EMTALA was enacted by Congress to deter hospitals from the practice “dumping” indigent patients. EMTALA provides that a hospital emergency department must screen individuals for “emergency medical condition[s]” and either stabilize the condition or transfer the patient as permitted under the law. However, relevant to the issue presented, any legal claim under the law must be brought no more than two years after the date of the violation.
Federal law can preempt state law either implicitly or explicitly when provisions of the federal and state laws are at odds. EMTALA contains an express preemption provision which provides that “this section does not preempt any State or local law requirement, except to the extent that requirement directly conflicts with a requirement of this section.” 42 U.S.C. § 1395dd(f). A year before Miller, in Williams v. Inglis, the Indiana Court of Appeals had held that EMTALA’s two-year statute of limitations preempted Indiana Trial Rule 15(C)’s provision allowing amendments to timely-filed complaints to relate back to the time the complaint was filed.

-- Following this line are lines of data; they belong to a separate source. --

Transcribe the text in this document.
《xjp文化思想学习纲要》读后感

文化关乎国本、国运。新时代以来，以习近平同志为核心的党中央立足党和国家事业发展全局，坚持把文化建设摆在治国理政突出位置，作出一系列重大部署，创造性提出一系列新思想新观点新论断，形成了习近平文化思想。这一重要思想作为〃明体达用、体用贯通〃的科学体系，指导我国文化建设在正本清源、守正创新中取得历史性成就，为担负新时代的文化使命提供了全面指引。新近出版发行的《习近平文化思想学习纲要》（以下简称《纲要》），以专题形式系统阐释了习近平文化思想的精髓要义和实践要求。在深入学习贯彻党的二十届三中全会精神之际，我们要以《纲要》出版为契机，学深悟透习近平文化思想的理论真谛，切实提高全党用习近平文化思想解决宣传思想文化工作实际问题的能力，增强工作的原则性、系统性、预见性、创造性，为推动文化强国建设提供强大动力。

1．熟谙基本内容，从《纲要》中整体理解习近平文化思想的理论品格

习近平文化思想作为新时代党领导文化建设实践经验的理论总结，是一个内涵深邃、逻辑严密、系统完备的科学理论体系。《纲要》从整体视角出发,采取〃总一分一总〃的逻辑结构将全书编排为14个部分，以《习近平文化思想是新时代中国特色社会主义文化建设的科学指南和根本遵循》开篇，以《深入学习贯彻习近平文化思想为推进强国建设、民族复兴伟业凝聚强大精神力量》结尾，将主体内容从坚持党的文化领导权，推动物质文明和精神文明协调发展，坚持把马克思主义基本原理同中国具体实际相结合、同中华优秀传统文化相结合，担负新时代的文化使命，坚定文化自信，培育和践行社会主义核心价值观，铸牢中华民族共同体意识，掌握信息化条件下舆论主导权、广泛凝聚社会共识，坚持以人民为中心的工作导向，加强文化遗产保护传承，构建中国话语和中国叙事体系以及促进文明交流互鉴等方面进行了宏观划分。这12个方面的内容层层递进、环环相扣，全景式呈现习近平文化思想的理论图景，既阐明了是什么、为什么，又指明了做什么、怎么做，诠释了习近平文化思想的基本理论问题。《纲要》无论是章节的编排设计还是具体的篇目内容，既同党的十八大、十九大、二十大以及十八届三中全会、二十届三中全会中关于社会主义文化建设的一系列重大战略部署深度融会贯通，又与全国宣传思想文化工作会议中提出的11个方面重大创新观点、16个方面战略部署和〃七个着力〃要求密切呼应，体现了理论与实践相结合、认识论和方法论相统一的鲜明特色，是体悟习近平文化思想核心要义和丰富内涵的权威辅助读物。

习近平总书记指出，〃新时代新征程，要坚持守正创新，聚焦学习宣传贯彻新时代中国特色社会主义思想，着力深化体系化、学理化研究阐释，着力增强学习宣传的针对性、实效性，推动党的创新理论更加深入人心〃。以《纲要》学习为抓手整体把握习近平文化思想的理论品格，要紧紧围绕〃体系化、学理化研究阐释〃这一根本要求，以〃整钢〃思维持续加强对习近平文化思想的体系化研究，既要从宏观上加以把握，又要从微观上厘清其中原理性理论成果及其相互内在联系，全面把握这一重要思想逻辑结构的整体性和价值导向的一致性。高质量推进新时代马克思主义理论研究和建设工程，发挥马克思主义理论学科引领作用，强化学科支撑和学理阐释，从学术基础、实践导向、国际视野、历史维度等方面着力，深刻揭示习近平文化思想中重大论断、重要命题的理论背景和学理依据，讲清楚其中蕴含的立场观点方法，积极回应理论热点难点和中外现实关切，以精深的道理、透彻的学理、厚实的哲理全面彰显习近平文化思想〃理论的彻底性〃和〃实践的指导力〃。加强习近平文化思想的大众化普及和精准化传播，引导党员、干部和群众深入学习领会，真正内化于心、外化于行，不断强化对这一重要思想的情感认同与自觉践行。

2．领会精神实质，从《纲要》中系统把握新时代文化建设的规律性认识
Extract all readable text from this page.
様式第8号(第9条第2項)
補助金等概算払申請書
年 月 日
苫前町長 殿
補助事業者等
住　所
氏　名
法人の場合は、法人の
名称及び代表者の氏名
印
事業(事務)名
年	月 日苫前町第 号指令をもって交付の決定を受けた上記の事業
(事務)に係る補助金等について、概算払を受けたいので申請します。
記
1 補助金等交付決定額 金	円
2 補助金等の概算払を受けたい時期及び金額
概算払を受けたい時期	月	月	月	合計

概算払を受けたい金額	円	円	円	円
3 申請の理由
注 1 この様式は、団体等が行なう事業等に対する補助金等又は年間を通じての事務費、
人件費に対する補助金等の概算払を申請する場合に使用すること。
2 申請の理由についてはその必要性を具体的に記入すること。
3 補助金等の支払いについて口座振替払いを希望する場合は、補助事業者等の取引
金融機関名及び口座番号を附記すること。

In, other words, in Williams, the Court of Appeals had held that because EMTALA provided a claim had to be filed within two years after the violation, this conflicted with the otherwise liberal right to amend a complaint under Indiana law and refused to allow an amendment to relate back to add an EMTALA claim after the two years. And, the Indiana Supreme Court had refused to consider Williams’ request for review, so the Court of Appeals had simply followed its past precedent in Miller to deny the same request. Luckily for Miller, unlike in Williams, the Indiana Supreme Court agreed to accept her appeal of the issue in her petition to transfer.